Il
Sole-24 Ore, Milão – Presseurop – imagem Tjeerd
Na perspetiva da
Europa, o escândalo de espionagem da NSA está a desgastar a credibilidade e a
posição dos Estados Unidos. Mas, do outro lado do Atlântico, é a persistente
incapacidade da UE de solucionar a crise que está a preocupar os decisores
norte-americanos.
O coro de protestos
europeus provocado pelo caso das escutas
norte-americanas é embaraçoso para Washington.
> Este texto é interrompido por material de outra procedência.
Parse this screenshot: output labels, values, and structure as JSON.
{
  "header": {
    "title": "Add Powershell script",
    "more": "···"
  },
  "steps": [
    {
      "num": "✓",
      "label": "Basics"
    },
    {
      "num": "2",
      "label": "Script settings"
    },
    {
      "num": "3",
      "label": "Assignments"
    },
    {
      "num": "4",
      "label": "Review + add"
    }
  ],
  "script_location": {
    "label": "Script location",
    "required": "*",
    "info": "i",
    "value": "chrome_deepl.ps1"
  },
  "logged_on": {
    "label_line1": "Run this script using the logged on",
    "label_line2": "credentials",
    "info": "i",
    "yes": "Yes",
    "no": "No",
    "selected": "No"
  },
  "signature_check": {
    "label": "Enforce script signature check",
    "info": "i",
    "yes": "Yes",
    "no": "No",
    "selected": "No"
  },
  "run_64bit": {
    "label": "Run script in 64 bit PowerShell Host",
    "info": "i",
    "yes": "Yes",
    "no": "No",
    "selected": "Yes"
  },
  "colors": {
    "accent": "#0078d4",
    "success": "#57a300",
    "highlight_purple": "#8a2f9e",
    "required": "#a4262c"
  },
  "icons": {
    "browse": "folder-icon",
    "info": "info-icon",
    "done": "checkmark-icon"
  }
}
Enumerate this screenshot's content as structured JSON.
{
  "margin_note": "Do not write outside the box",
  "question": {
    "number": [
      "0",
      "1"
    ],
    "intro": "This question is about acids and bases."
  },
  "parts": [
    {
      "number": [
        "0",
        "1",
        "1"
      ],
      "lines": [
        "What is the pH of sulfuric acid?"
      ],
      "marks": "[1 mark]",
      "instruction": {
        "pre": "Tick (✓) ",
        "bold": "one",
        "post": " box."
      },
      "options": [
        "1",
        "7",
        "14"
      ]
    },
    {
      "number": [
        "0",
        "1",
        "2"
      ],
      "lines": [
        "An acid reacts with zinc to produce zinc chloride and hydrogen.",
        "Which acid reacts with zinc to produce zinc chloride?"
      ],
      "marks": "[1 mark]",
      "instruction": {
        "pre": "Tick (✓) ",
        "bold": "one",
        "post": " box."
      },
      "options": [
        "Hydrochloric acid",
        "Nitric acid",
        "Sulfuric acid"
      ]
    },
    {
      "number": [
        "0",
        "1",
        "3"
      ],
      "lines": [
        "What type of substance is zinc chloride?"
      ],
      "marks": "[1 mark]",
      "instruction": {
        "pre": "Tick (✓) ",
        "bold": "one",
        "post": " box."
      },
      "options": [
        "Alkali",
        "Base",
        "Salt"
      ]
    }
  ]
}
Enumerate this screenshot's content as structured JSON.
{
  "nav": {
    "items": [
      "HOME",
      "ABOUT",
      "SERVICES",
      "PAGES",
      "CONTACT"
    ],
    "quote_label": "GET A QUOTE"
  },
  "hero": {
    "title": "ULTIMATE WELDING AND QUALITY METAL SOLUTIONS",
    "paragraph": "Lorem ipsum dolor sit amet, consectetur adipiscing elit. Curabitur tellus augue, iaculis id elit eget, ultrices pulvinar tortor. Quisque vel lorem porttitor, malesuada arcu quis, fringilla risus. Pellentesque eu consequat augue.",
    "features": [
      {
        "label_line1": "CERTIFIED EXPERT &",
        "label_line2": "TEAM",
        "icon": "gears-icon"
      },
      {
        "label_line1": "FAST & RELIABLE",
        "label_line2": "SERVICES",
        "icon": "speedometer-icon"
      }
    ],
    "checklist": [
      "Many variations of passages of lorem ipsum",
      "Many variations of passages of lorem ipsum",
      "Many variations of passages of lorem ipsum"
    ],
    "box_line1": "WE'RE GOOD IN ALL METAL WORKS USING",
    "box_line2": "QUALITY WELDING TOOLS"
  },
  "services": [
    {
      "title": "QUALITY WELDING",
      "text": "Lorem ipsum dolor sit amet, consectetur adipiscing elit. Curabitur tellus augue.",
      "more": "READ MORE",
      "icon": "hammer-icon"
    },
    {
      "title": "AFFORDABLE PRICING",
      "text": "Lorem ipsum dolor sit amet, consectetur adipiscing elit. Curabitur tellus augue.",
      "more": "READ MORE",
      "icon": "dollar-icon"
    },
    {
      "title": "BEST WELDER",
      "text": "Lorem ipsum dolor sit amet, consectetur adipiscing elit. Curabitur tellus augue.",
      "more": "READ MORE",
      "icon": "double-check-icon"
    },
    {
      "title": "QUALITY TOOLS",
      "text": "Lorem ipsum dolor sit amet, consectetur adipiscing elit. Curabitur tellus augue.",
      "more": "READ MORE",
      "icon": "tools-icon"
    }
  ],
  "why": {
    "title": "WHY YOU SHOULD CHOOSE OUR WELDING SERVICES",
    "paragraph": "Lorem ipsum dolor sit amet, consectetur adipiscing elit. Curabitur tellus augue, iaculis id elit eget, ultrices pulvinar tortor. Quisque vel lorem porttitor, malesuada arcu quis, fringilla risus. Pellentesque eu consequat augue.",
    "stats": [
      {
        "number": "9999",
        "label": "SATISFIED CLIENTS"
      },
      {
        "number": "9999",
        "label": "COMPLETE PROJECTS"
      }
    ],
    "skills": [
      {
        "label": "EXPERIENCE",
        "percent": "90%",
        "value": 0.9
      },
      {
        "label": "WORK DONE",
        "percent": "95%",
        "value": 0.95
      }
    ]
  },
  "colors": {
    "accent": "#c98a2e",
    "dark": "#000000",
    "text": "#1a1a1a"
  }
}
No entanto, em Nova Iorque,
onde a linha de separação entre pragmatismo e cinismo é extremamente ténue, os
ecos da crise diplomática esbarram contra as paredes de Wall Street: entre os
corretores e gestores de bancos de investimento, muitos dos quais estudaram em
West Point, foram marines ou trabalharam nos serviços secretos norte-americanos
antes de entrarem para o setor financeiro, a nova polémica contra os Estados
Unidos é considerada “fútil” (não há nenhum Governo no mundo que não tente
espiar os seus vizinhos) e, também, como sendo a enésima deturpação dos
verdadeiros problemas da Europa.
“De que é que os
alemães têm medo?”, perguntava ontem um corretor de uma empresa de corretagem
internacional. “Será que receiam que, depois de ouvir [a chanceler alemã
Angela] Merkel ao telefone, o Ministério das Finanças dos EUA nos mande vender
imediatamente as obrigações do Estado?” Claro que se trata apenas de uma piada.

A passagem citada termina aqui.